Currently there does not seem to be a way to log the Policy Graph used by the RLlib agents.
This helps with debugging and TensorFlow (TF) provides an easy way to do this but is inaccessible when using TF models with RLlib/Tune.
While tf.summary.FileWriter provides an easy way to do this, and the Logger can be extended to support it, The Agent/Trainable interface, which possess the Logger does not have access to the TF session or the graph.
Can you use agent.local_evaluator.for_policy(lambda p: ...) to access the graph?
Yes. That should be good enough at the agent level.
If someone else runs into this, the following snippet might be useful to write the policy graph onto the TensorBoard:
policy_graph = agent.local_evaluator.policy_map["default"].sess.graph
writer = tf.summary.FileWriter(agent._result_logger.logdir, policy_graph)
writer.close()
The above will write the graph to a new events.out.tfenvents.* file in the same logdir where the tune.Logger writes the results data. TensorBoard will merge all of them and show up fine.
Update for recent version of Ray (0.8.4) and TensorFlow (2.1.0), as of 4/23/2020):
policy_graph = agent.workers.local_worker.policy_map["default_policy"].get_session().graph().as_graph_def()
writer = tf.summary.FileWriter("log_dir", policy_graph)
writer.close()
See this comment below for a minimal, complete example.

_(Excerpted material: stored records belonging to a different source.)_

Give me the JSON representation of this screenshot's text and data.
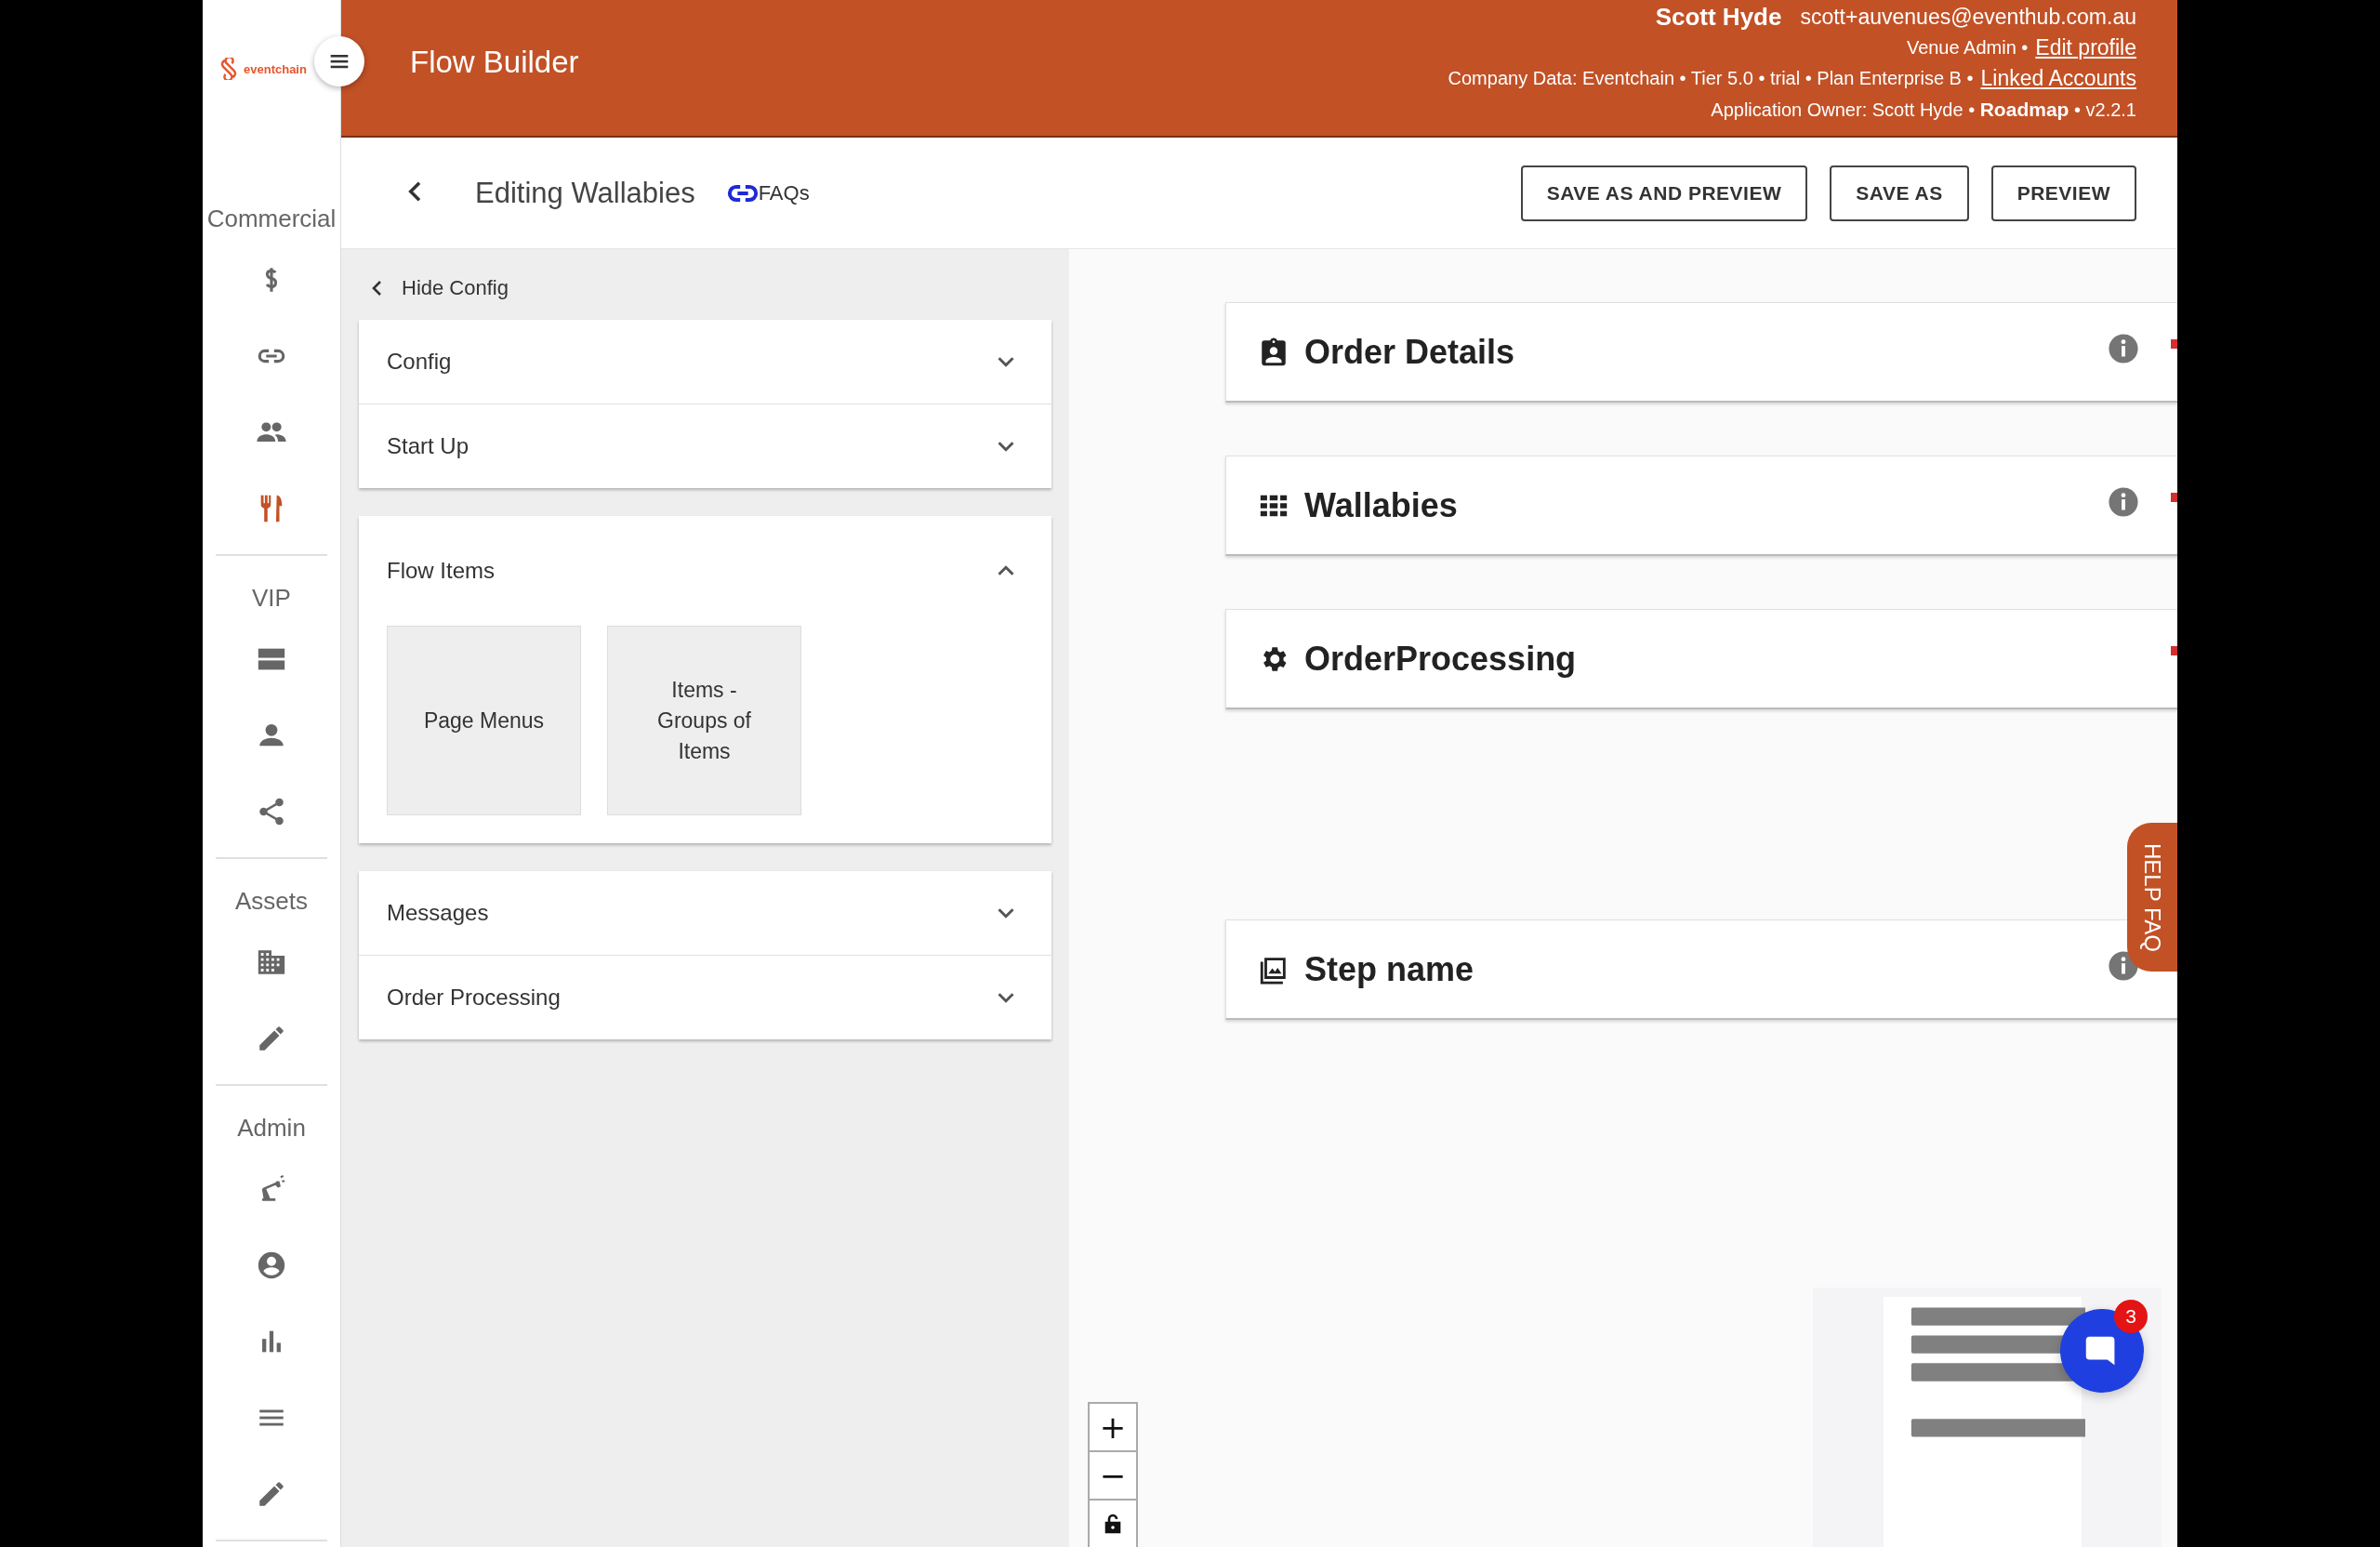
{
  "brand": {
    "logo_text": "eventchain"
  },
  "header": {
    "title": "Flow Builder",
    "user_name": "Scott Hyde",
    "email": "scott+auvenues@eventhub.com.au",
    "role_line": {
      "text": "Venue Admin •",
      "link": "Edit profile"
    },
    "company_line": {
      "text": "Company Data: Eventchain • Tier 5.0 • trial • Plan Enterprise B •",
      "link": "Linked Accounts"
    },
    "owner_line": "Application Owner: Scott Hyde • **Roadmap** • v2.2.1"
  },
  "sidebar": {
    "sections": [
      {
        "title": "Commercial",
        "items": [
          {
            "selected": false
          },
          {
            "selected": false
          },
          {
            "selected": false
          },
          {
            "selected": true
          }
        ]
      },
      {
        "title": "VIP",
        "items": [
          {
            "selected": false
          },
          {
            "selected": false
          },
          {
            "selected": false
          }
        ]
      },
      {
        "title": "Assets",
        "items": [
          {
            "selected": false
          },
          {
            "selected": false
          }
        ]
      },
      {
        "title": "Admin",
        "items": [
          {
            "selected": false
          },
          {
            "selected": false
          },
          {
            "selected": false
          },
          {
            "selected": false
          },
          {
            "selected": false
          }
        ]
      }
    ]
  },
  "toolbar": {
    "title": "Editing Wallabies",
    "faq_link": "FAQs",
    "buttons": [
      "SAVE AS AND PREVIEW",
      "SAVE AS",
      "PREVIEW"
    ]
  },
  "config_panel": {
    "hide_label": "Hide Config",
    "groups": [
      {
        "sections": [
          {
            "title": "Config",
            "expanded": false
          },
          {
            "title": "Start Up",
            "expanded": false
          }
        ]
      },
      {
        "sections": [
          {
            "title": "Flow Items",
            "expanded": true,
            "tiles": [
              "Page Menus",
              "Items - Groups of Items"
            ]
          }
        ]
      },
      {
        "sections": [
          {
            "title": "Messages",
            "expanded": false
          },
          {
            "title": "Order Processing",
            "expanded": false
          }
        ]
      }
    ]
  },
  "canvas": {
    "steps": [
      {
        "title": "Order Details",
        "has_info": true
      },
      {
        "title": "Wallabies",
        "has_info": true
      },
      {
        "title": "OrderProcessing",
        "has_info": false
      },
      {
        "title": "Step name",
        "has_info": true
      }
    ],
    "help_tab": "HELP FAQ",
    "zoom_controls": [
      "+",
      "−"
    ],
    "chat_badge": "3"
  }
}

Hi @praveen-palanisamy @ericl , I want to visualize the tensorboard graph in Ray==0.8.4. Do you have any suggestions? I find that there is a export_model function in tf_policy.py, but I have no idea how to use it.
Thanks.
Hi @nanxintin , with ray==0.8.4, you can access the agent's policy graph using this call: agent.get_policy().get_session().graph.as_graph_def() which can be written to disk using Tensorflow's summary writer (like in the above snippet) and visualized in Tensorboard.
Here is a minimal yet complete example (ray==0.8.4, TensorFlow2.x):
import ray
from ray.rllib.agents.ppo import PPOTrainer
import tensorflow as tf
ray.init()
trainer = PPOTrainer(env="CartPole-v0")
policy = trainer.get_policy() # Get the default local policy
writer = tf.compat.v1.summary.FileWriter(
"log_dir", policy.get_session().graph.as_graph_def())
You can then launch tensorboard to visualize the graph: tensorboard --logdir=log_dir
The above, minimal example will generate the following when visualized using tensorboard:

Double clicking on default_policy will yield:

@praveen-palanisamy Thank you very much. It works!